Debbie Callahan paints traditional subject matter in an untraditional way. Her lines are often hazy, colors muted and forms simplified.
Debbie’s compositions are rarely complicated; she prefers to keep the focus directed on the subject without many distractions in the painting. She tries to integrate these components into a cohesive painting.
Mostly Debbie works in pastels, acrylics, watercolor and oil paint, but recently has been experimenting with some mixed media effects. She likes figure, still life, and some floral and landscape painting. Painting figures is her favorite subject.

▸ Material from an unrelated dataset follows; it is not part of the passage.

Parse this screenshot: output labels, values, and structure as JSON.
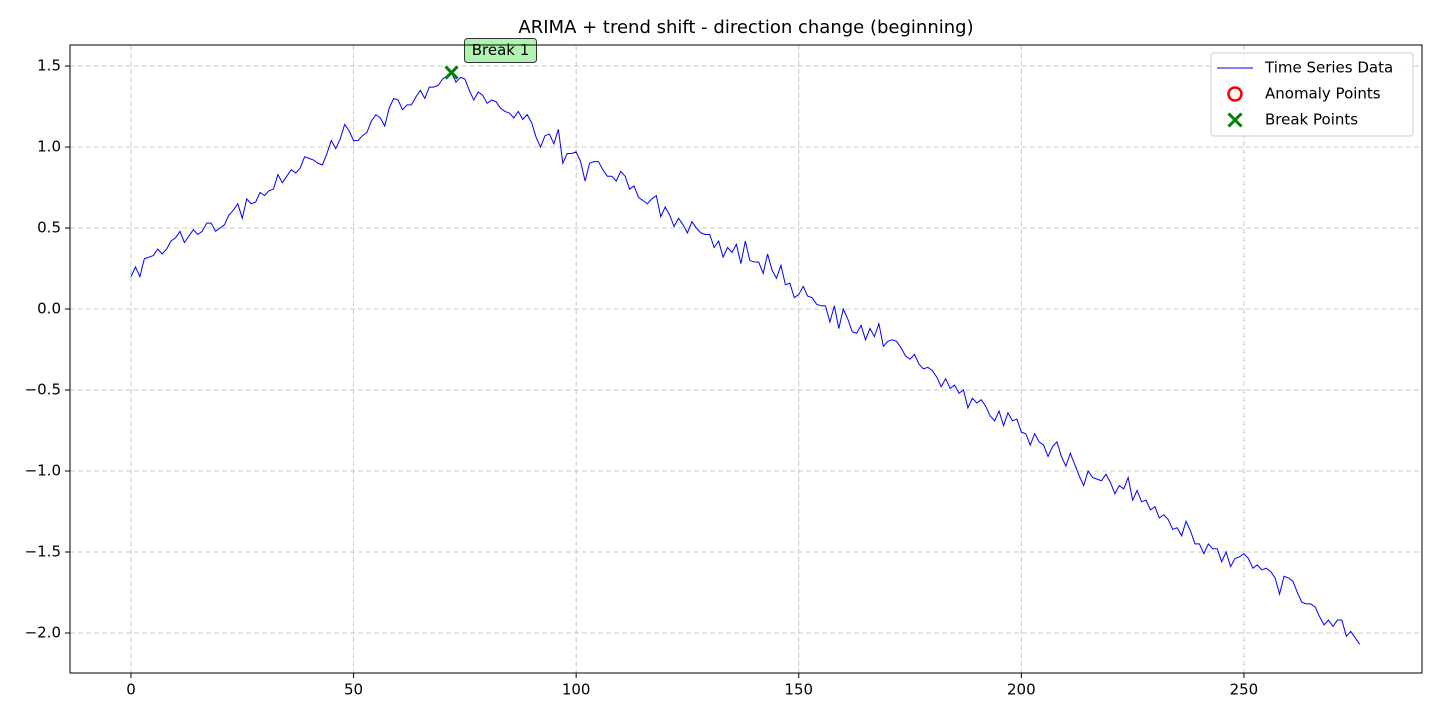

To Debbie, artists are born, not created. She has always known she was an artist. She believes, in many ways, an artist’s skills are self taught. A formal art education can teach us many things about the process but only by having awareness and listening to our own voices can we develop our own unique style of expressing ourselves.
Some of the talented artists who have helped Debbie along this path are: James Hempel, Terry Stanley, Joy Moone, Pamela Scezniak, Kristy Kutch, and Fred Bell.
Debbie has been inspired by many artists who have come before her: Odilon Redon, Marc Chagall, John Singer Sargent, Alice Neel, Lucien Freud, and Louise Bourgeois.
She hopes to continue to have an awareness of her inner voice and an expression of it in her paintings.